Почерневшая дверь в церковь слетела с петель. Крыша прогорела насквозь, и падавший в прорехи солнечный свет позволял рассмотреть, что внутри. Иные скрючившиеся, почерневшие тела сгорели дотла. Другие сильно обгорели. Одни застыли черной кучей вокруг алтаря, который и сам превратился в обуглившуюся колоду. Остальные распластались у двери, будто пытались спастись. В основном это были женщины и дети.
Отведя взгляд, Ливия заметила сидевшую на дороге старуху. Та раскачивалась взад-вперед, будто баюкала младенца, только в руках у нее было пусто. Ливия подошла к старухе, присела рядом на корточки.
— Что тут было? — тихо спросила она.
— Партизаны, — тупо сказала старуха.
— Это сделали партизаны?
— Нет. Немцы. Сказали, что мы позволяем партизанам забирать у нас провизию. — Старуха стукнулась лбом о землю. — А что нам делать! Мы говорили партизанам, чтоб уходили, а те все приходят и приходят. Тогда явились немцы и загнали всех в церковь. Набросали туда гранат. Потом подожгли.
— Как ты-то уцелела?
— Меня оставили в живых, чтоб я про это партизанам рассказала. Одна я и осталась. — Старуха часто заморгала. — Все сгорели — моя семья, соседи, внучка. Они даже собак пожгли.
Ничем помочь старухе они не могли. Молча покинули опустевшую деревню, направились вниз по холму. По всей долине у горизонта еще над несколькими холмами клубился дым. Когда стемнело, девушки сгрудились в кучку под деревом, но в ту ночь никто из них почти не сомкнул глаз.
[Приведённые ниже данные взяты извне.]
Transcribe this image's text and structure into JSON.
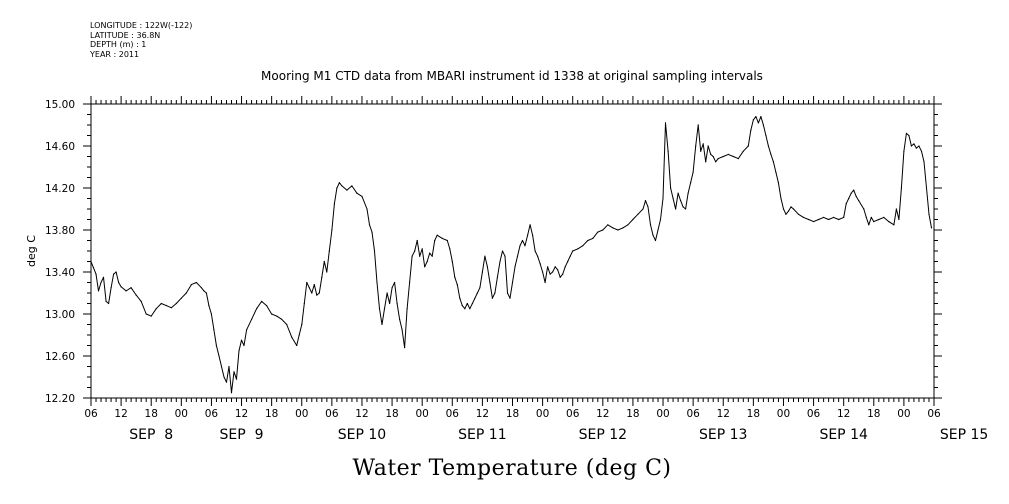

На следующее утро они снова были в пути. Чувство голода у Ливии пропало. Стоило вспомнить тот запах, ее тотчас начинало мутить. Постепенно девушки стали все чаще натыкаться на следы военных действий. То на лежащий у обочины перекореженный армейский грузовик с громадной воронкой в том месте, где ему в бок попал снаряд; то вдруг на раскиданные рамы пулеметов и пустые ящики из-под патронов; то на изрешеченный пулями труп привязанного к дереву обнаженного человека, оставленного на добычу птицам и лисам. Лишь когда у Абелины начали от голода подкашиваться ноги, они решились постучаться в одну из дверей. Удивительно, но им дали поесть, — женщина провела их в кухню и дала немного вареного риса. Ливия от души благодарила ее: видно было, что женщина и сама пробивается впроголодь, к тому же и прохожих кормить было рискованно из-за учиняемых немцами расправ.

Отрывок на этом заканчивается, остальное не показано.